School of Medicine, Stanford University , Stanford, CA , USA.
Department of Medicine, Department of Economics, Center for Health Policy/Primary Care Outcomes Research, Stanford University , Stanford, CA , USA.
PeerJ. 2014 Sep 23;2:e587. doi: 10.7717/peerj.587. eCollection 2014.
Background. Socioeconomic factors and insurance status have not been correlated with differential use of healthcare services in inflammatory bowel disease (IBD). Aim. To describe IBD-related expenditures based on insurance and household income with the use of inpatient, outpatient, emergency, and office-based services, and prescribed medications in the United States (US). Methods. We evaluated the Medical Expenditure Panel Survey from 1996 to 2011 of individuals with Crohn's disease (CD) or ulcerative colitis (UC). Nationally weighted means, proportions, and multivariate regression models examined the relationships between income and insurance status with expenditures. Results. Annual per capita mean expenditures for CD, UC, and all IBD were $10,364 (N = 238), $7,827 (N = 95), and $9,528, respectively, significantly higher than non-IBD ($4,314, N = 276, 372, p < 0.05). Publicly insured patients incurred the highest costs ($18,067) over privately insured ($8,014, p < 0.05) or uninsured patients ($5,129, p < 0.05). Among all IBD patients, inpatient care composed the highest proportion of costs ($3,392, p < 0.05). Inpatient costs were disproportionately higher for publicly insured patients. Public insurance had higher odds of total costs than private (OR 2.13, CI [1.08-4.19]) or no insurance (OR 4.94, CI [1.26-19.47]), with increased odds for inpatient and emergency care. Private insurance had higher costs associated with outpatient care, office-based care, and prescribed medicines. Low-income patients had lower costs associated with outpatient (OR 0.38, CI [0.15-0.95]) and office-based care (OR 0.21, CI [0.07-0.62]). Conclusions. In the US, high inpatient utilization among publicly insured patients is a previously unrecognized driver of high IBD costs. Bridging this health services gap between SES strata for acute care services may curtail direct IBD-related costs.

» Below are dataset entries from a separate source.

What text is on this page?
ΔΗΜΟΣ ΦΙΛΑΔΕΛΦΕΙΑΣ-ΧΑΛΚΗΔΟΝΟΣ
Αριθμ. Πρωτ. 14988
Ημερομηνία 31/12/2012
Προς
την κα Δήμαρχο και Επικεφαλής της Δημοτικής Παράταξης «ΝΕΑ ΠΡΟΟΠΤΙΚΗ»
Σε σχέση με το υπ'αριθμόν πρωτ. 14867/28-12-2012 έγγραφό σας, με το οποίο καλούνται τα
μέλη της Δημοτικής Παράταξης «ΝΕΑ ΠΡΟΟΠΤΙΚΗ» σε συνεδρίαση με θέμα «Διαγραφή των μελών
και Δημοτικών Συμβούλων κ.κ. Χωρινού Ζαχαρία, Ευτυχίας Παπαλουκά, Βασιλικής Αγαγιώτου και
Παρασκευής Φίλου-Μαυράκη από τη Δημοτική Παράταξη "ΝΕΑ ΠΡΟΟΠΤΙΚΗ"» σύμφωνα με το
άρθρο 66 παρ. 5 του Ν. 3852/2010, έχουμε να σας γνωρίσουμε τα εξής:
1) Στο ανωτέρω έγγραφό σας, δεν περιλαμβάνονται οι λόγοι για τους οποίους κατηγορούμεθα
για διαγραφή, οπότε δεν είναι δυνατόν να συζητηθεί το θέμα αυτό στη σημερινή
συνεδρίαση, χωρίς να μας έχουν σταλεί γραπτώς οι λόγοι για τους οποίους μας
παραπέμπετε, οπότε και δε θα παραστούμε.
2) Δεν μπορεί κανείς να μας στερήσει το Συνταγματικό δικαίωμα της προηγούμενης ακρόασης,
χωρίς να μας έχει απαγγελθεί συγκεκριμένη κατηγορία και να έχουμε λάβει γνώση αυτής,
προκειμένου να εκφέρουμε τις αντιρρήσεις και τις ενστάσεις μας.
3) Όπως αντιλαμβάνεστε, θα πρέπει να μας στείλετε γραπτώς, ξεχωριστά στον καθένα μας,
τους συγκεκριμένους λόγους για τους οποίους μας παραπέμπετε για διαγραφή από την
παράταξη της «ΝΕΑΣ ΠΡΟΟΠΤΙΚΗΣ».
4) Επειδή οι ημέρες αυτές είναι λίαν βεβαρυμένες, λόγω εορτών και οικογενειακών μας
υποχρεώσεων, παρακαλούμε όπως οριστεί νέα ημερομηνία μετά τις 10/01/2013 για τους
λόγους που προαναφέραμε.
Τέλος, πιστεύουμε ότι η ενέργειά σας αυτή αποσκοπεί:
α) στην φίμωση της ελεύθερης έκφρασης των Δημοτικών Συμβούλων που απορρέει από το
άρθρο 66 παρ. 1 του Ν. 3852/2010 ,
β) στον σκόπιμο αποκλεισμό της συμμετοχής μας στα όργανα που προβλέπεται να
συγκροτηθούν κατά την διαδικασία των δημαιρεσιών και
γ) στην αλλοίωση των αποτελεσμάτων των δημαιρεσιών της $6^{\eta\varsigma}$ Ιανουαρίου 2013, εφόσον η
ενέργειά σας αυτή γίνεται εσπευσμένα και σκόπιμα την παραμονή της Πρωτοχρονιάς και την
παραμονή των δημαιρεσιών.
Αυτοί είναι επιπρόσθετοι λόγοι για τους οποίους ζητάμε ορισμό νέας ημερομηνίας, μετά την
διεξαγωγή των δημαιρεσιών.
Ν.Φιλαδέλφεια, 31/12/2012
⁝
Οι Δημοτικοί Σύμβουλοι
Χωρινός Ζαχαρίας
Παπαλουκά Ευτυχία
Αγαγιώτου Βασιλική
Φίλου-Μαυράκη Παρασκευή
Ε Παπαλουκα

社会经济因素和保险状况与炎症性肠病(IBD)的医疗服务使用差异无关。目的:描述美国(US)基于保险和家庭收入的 IBD 相关支出,包括住院、门诊、急诊和基于办公室的服务以及规定的药物。方法:我们评估了 1996 年至 2011 年期间患有克罗恩病(CD)或溃疡性结肠炎(UC)的个体的医疗支出面板调查。全国加权平均值、比例和多元回归模型检查了收入和保险状况与支出之间的关系。结果:CD、UC 和所有 IBD 的年人均支出分别为 10364 美元(N = 238)、7827 美元(N = 95)和 9528 美元,显著高于非 IBD(4314 美元,N = 276,372,p < 0.05)。有公共保险的患者的费用最高(18067 美元),其次是私人保险(8014 美元,p < 0.05)或无保险(5129 美元,p < 0.05)。在所有 IBD 患者中,住院治疗占最高的费用比例(3392 美元,p < 0.05)。公共保险患者的住院费用不成比例地更高。与私人保险(OR 2.13,CI [1.08-4.19])或无保险(OR 4.94,CI [1.26-19.47])相比,公共保险的总费用具有更高的可能性,并且与住院和急诊护理的可能性更高。私人保险与门诊护理、办公室护理和规定药物的费用较高。低收入患者的门诊(OR 0.38,CI [0.15-0.95])和办公室(OR 0.21,CI [0.07-0.62])护理费用较低。结论:在美国,公共保险患者的高住院利用率是 IBD 高成本的一个以前未被认识到的驱动因素。弥合 SES 阶层之间急性护理服务的这一卫生服务差距可能会遏制直接与 IBD 相关的成本。